Si parte che piove perdìo ma siamo in missione per conto di. Si parte da Trento che la Valsugana sembra di essere sotto un'abatjour. Si scende a valle in compagnia di un gruppo di Hefe-Weizen dell'Eurospin, quelle da preferire. Danzano sempre più anoressiche, le inebrianti Hefe, tra Giovanni Luca Moxe e Miroslav Fagocevic, fresco di un jetlag ubriacante preso chissà dove. Fonde un andaluso da grande rrussia e un italiano improvvisato da raccontare ai bisnipoti.
Mentre ci racconta delle scoregge da stitico di Joe Strummer (quelle che si potrebbero definire "il lamento dello stronzo imprigionato") e della passione per la parte splatter della Bibbia di Joey Ramone saggiamo questo nuovo disco dei Putiferio (fatica numero 8 dell'illuminata RobotRadio Records). Una roba scura, spezzettata, spaccaculi e coraggiosissima. Non sto li a sbanfarla su che fiorfior di bande viene questa gente con degli zebedi multidimensionati (diciamo invece che vengono da qui qui qui qui qui e qui e altre per voi gnoranti schifi).
Panda grida, e cos'altro potrebbe fare, grida a squarciaorecchie, come di costume.
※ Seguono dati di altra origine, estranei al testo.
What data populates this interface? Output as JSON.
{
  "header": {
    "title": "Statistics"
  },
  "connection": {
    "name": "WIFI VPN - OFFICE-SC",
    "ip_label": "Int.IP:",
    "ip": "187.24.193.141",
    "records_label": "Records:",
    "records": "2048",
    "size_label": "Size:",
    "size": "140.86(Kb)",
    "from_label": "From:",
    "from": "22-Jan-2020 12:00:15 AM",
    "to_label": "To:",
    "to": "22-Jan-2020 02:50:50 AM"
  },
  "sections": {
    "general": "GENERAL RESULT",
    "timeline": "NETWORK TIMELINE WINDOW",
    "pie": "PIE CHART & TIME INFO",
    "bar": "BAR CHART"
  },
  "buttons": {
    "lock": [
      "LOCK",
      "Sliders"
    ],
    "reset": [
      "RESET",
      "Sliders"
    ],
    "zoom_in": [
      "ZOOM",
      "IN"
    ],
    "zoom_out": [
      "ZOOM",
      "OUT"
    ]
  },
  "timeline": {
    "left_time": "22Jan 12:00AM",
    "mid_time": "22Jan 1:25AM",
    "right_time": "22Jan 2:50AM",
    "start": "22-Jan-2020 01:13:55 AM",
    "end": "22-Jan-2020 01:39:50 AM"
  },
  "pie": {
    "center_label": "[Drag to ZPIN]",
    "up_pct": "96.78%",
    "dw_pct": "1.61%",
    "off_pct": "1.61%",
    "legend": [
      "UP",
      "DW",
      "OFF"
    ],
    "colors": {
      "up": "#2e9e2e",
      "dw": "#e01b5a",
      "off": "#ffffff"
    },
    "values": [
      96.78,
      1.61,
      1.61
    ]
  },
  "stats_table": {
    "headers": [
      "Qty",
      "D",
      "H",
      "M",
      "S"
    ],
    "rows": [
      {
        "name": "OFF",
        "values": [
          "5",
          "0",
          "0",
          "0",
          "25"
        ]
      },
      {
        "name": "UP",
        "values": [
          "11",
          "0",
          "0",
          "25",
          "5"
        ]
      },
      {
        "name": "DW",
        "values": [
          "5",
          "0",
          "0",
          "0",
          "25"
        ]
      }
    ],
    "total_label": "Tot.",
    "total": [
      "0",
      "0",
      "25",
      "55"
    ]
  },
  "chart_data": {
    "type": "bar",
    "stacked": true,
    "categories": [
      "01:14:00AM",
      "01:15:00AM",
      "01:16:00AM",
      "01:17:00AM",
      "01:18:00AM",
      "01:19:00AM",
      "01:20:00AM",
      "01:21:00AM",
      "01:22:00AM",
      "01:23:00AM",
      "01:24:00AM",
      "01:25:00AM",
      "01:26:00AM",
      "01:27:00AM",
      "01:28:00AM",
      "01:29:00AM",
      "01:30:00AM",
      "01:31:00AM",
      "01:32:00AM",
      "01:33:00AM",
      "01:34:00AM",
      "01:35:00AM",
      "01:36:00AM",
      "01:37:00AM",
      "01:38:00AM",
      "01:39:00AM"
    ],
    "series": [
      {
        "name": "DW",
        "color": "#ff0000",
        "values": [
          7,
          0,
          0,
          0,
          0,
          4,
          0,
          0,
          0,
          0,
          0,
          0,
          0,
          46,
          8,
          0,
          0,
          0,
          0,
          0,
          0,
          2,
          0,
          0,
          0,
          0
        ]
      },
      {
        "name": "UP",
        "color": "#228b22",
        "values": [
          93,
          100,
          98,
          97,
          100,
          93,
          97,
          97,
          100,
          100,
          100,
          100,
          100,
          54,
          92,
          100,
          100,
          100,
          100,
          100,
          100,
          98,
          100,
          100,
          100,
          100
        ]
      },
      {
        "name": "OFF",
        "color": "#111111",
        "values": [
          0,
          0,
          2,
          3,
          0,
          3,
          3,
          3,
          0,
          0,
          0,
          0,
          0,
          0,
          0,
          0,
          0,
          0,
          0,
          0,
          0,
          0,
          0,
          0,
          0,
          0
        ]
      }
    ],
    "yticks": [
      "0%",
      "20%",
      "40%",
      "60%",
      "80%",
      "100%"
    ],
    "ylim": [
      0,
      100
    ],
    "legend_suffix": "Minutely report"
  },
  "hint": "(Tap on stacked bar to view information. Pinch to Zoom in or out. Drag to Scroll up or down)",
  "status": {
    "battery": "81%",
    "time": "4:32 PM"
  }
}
Ma è gente completa, i Putiferio, ci trascinano nelle danze tribbali dell'africa scura, nelle disco di magliette corte sudate di eros ma gli piace anche il petting, e fanno pure le carezzine dolci, a tratti, sbregano pure le mudande, a tratti, prima di colpirti a tradimento come piace a noi ggiovani. Una bomboniera di odio e angoscia i testi che, e pure le parti caramellate, con l'anima di Nick Cave posata sulla spalla, allieta il martelletto del nostro cuore. Ah, il situazionismo di "all we are saying is give peace a cancer"! Ah, la schiettezza di "ah, se avessi una maglietta di bombe, un cappotto foderato di bombe"!
Un ciao grazie più tardi arrivano gli Zu, basso batteria sax e una montagna di concerti in giro per il mondo. Semplicemente la dimostrazione che non serve grandi produzioni, non serve video nè strappone in (ma anche senza) bikini nè tantomeno essere ospiti di TotalRequestLive per godere della stima imperitura del Bacco con la cetra che ci guarda di lassù. E' sufficiente spaccare culi a Tokio come a Curtarolo provincia di Padova, con la stessa indefessa spacconaggine cazzuta che anche Mickey Rourke ci penserebbe un attimo. Gli Zu è come un beccarsi un pugno a mitraglietta da KenShiro con sotto un quartetto jazz coi controfalli. Un muro avvolgente, per quanto possa dire qualcosa.
"Preferirei un mazzafrusto infilato nel culo che suonare dopo gli Zu" (Miroslav Fagocevic).
Non aggiungo altro.
Robe da pacche sulle spalle.
Robe cui assistere prima d'esser l'happy meal del lombricume.